Estimation du marché des paiements au Japon par Mordor Intelligence comparée à d'autres estimations publiées
Les chiffres de marché publiés pour les paiements au Japon ne correspondent souvent pas car le périmètre sous-jacent n'est pas le même, même lorsque les libellés semblent similaires. Les différences proviennent généralement du fait que les espèces soient comptées ou non, que le périmètre concerne uniquement les cartes ou les méthodes sans numéraire, et si l'étude suit la valeur des transactions de point de vente et de commerce électronique ou mélange des flux financiers adjacents.
Un autre facteur courant est le traitement des exclusions proches du parcours de paiement, telles que le paiement de factures, les paiements de prêts et de factures de carte, et les transactions liées aux titres, qui peuvent gonfler les totaux si elles sont incluses sans règles claires. Le marché peut également paraître plus grand ou plus petit selon que l'estimation utilise un chiffre principal d'une seule année avec des vérifications limitées, ou une construction multi-années qui retestent le mix de paiement, le paiement à la livraison, et les répartitions de canaux à mesure que de nouvelles séries officielles sont publiées.
Comparaison de référence
| Source | Taille du marché | Lacunes dans la méthodologie de recherche |
|---|---|---|
| Mordor Intelligence | 2,24 billions USD (2025) | |
| Revue spécialisée A | 866,8 milliards USD (2024) | Ce chiffre concerne la valeur des paiements par carte, il omet donc les espèces et les autres instruments de paiement, et peut également refléter une définition plus étroite des catégories d'achat qu'un total complet point de vente plus commerce électronique. |
| Cabinet de conseil mondial B | 1,55 billion USD (2025) | Le périmètre semble être les cartes et les paiements, ce qui peut mélanger la valeur au niveau des méthodes avec une activité de paiement plus large, et il n'est pas toujours clair comment les exclusions telles que les factures, les prêts, ou les titres sont traitées. |
Les séries de valeur des paiements par carte, les signaux d'achat en commerce électronique, et des vérifications claires des exclusions sont les éléments probants qui relient Mordor Intelligence à une définition basée sur les transactions, ce qui permet de maintenir le total aligné sur les dépenses de paiement plutôt que sur des mouvements monétaires plus larges.

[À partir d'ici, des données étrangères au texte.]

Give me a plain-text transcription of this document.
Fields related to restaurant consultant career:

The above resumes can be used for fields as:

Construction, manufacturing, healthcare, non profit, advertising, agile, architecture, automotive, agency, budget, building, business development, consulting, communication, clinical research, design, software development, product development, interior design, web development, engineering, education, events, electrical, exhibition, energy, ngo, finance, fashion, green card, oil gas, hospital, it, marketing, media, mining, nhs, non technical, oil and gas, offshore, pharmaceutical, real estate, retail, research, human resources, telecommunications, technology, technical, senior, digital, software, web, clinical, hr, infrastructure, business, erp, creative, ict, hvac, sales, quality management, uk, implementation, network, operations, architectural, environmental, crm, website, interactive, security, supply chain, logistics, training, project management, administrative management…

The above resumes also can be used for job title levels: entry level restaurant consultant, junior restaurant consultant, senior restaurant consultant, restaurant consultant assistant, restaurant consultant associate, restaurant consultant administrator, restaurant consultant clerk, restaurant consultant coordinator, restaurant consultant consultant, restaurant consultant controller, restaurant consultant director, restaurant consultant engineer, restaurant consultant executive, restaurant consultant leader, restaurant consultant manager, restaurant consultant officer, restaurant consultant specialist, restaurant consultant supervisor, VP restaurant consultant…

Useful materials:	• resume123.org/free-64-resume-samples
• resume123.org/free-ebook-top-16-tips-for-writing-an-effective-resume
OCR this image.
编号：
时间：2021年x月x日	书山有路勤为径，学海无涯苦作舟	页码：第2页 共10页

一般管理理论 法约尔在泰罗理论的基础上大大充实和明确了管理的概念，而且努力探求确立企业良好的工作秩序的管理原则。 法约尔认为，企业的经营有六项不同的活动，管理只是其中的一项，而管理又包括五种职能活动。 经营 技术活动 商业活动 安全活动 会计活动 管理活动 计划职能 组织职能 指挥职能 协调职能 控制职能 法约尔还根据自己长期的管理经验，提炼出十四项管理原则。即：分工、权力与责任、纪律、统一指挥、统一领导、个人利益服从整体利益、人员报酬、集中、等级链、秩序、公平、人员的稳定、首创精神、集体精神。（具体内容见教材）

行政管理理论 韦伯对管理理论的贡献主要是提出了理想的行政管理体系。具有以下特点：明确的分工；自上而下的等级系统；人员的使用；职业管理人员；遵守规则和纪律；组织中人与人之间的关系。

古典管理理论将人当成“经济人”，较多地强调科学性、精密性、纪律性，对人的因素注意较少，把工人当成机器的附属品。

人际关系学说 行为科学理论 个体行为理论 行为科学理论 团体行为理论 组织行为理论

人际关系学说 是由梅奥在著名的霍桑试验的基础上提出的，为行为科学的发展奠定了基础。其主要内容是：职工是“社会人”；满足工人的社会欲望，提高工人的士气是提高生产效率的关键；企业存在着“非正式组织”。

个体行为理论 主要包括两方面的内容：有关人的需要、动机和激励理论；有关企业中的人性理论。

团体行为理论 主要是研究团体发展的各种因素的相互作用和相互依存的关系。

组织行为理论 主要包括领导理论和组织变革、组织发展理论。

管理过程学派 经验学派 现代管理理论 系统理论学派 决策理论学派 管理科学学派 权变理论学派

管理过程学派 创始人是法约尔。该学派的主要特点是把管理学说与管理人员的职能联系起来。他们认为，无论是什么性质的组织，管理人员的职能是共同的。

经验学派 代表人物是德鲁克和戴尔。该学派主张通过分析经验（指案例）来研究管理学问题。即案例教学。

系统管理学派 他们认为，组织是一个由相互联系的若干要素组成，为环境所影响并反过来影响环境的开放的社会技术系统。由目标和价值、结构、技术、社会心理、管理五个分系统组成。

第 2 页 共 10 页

L'écart dans le tableau reflète principalement un choix de périmètre, et une séparation rigoureuse de la valeur des achats en point de vente et en ligne rend le résultat plus facile à réconcilier d'une année sur l'autre.
Questions clés auxquelles le rapport répond
Quelle est l'ampleur de l'utilisation des espèces chez les personnes âgées au Japon ?
Les personnes âgées de 65 ans et plus règlent encore 71 % de leurs paiements en espèces, un frein majeur à la dynamique du paiement sans espèces.
Quel TCAC est prévu pour les paiements en ligne au Japon jusqu'en 2031 ?
Les canaux en ligne devraient croître à un TCAC de 5,43 % de 2026 à 2031.
Quel segment domine le marché des paiements au Japon par part de marché ?
Les transactions au point de vente ont dominé avec une part de 67,89 % en 2025.
Pourquoi la santé est-elle le segment d'utilisation final à la croissance la plus rapide ?
Un mandat national de déclaration électronique et l'essor de la télémédecine poussent les paiements de santé vers un TCAC de 6,24 %.
Combien d'utilisateurs PayPay compte-t-il ?
PayPay a dépassé 70 millions d'utilisateurs enregistrés en juillet 2025, soit environ 55 % de la population.
Quel rôle jouera une MNBC au Japon ?
Le pilote de la Banque du Japon affine les fonctionnalités hors ligne et la programmabilité, mais les responsables ne se sont pas engagés sur une émission, de sorte que son impact reste à moyen et long terme.